Symmetry-enforced topological band crossings in orthorhombic crystals: Classification and materials discovery

TL;DR

This paper classifies all symmetry-enforced topological band crossings in orthorhombic crystals, explores their properties, and identifies real materials exhibiting these topological features through extensive database searches.

Contribution

It provides a comprehensive classification of symmetry-enforced topological band crossings in orthorhombic crystals and discovers candidate materials with these features.

Findings

Orthorhombic crystals host various band degeneracies including Weyl, Dirac points, and nodal lines.

Materials like Sr₂Bi₃ and Ir₂Si have nontrivial topological invariants with bands crossing the Fermi level.

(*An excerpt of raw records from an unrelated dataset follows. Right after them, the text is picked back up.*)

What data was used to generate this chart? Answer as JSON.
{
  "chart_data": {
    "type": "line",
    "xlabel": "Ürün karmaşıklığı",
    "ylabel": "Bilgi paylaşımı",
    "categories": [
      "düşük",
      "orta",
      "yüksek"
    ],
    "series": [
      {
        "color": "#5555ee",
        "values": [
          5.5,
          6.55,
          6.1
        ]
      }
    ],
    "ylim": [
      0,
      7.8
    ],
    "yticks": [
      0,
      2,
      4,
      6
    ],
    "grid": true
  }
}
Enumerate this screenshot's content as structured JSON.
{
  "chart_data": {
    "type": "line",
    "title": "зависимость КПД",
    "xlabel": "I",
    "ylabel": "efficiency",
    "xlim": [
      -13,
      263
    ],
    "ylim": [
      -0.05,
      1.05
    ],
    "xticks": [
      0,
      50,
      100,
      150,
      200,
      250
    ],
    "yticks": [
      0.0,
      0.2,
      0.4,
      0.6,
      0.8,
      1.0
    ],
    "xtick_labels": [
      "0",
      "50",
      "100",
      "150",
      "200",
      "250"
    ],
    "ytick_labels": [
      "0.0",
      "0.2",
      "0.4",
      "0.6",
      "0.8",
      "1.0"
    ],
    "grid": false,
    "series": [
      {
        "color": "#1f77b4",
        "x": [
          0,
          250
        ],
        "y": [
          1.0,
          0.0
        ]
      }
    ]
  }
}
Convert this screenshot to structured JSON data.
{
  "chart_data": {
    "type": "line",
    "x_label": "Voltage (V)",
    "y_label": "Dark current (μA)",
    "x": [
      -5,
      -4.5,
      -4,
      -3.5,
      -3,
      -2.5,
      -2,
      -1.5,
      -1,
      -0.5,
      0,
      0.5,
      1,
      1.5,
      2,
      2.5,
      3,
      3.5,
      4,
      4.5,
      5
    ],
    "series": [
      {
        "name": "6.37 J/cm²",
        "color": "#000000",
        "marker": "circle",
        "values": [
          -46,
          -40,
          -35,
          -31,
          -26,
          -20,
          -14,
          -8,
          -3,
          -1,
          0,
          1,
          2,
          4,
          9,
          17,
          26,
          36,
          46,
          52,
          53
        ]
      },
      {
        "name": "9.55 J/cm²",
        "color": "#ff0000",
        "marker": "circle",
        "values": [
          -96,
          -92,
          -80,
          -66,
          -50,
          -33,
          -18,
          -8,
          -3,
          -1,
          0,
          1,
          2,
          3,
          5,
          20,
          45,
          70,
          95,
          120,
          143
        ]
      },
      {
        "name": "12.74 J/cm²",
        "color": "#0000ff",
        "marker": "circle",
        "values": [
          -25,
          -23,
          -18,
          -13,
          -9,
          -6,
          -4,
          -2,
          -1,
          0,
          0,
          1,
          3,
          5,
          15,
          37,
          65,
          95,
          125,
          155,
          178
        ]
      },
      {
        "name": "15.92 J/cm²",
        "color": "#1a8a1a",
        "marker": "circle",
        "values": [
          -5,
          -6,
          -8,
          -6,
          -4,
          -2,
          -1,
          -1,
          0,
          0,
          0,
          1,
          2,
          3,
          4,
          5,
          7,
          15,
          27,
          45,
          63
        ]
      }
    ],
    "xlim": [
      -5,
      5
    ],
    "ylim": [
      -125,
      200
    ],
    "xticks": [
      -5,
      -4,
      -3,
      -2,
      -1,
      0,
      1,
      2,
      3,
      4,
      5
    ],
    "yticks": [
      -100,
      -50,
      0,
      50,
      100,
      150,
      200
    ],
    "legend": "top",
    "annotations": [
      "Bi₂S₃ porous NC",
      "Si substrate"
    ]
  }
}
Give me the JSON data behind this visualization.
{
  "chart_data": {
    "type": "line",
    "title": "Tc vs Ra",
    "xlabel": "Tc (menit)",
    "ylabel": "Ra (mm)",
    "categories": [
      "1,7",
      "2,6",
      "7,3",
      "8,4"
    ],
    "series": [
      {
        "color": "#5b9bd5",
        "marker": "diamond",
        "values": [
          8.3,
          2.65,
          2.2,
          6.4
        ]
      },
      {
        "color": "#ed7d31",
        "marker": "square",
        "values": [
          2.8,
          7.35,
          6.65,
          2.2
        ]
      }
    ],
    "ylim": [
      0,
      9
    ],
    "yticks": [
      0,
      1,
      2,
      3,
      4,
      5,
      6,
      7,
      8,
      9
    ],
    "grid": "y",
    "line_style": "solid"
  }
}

Several materials exhibit unique topological features such as nodal chains and fourfold Weyl points.

Abstract

We identify all symmetry-enforced band crossings in nonmagnetic orthorhombic crystals with and without spin-orbit coupling and discuss their topological properties. We find that orthorhombic crystals can host a large number of different band degeneracies, including movable Weyl and Dirac points with hourglass dispersions, fourfold double Weyl points, Weyl and Dirac nodal lines, almost movable nodal lines, nodal chains, and topological nodal planes. Interestingly, spin-orbit coupled materials in the space groups 18, 36, 44, 45, and 46 can have band pairs with only two Weyl points in the entire Brillouin zone. This results in a simpler connectivity of the Fermi arcs and more pronounced topological responses than in materials with four or more Weyl points. In addition, we show that the symmetries of the space groups 56, 61, and 62 enforce nontrivial weak $\mathbb{Z}_2$ topology in materials with strong spin-orbit coupling, leading to helical surface states. With these classification results in hand, we perform extensive database searches for orthorhombic materials crystallizing in the relevant space groups. We find that Sr$_2$Bi$_3$ and Ir$_2$Si have bands crossing the Fermi energy with a symmetry-enforced nontrivial $\mathbb{Z}_2$ invariant, CuIrB possesses nodal chains near the Fermi energy, Pd$_7$Se$_4$ and Ag$_2$Se exhibit fourfold double Weyl points, the latter one even in the absence of spin-orbit coupling, whereas the fourfold degeneracies in AuTlSb are made up from intersecting nodal lines. For each of these examples we compute the ab-initio band structures, discuss their topologies, and for some cases also calculate the surface states.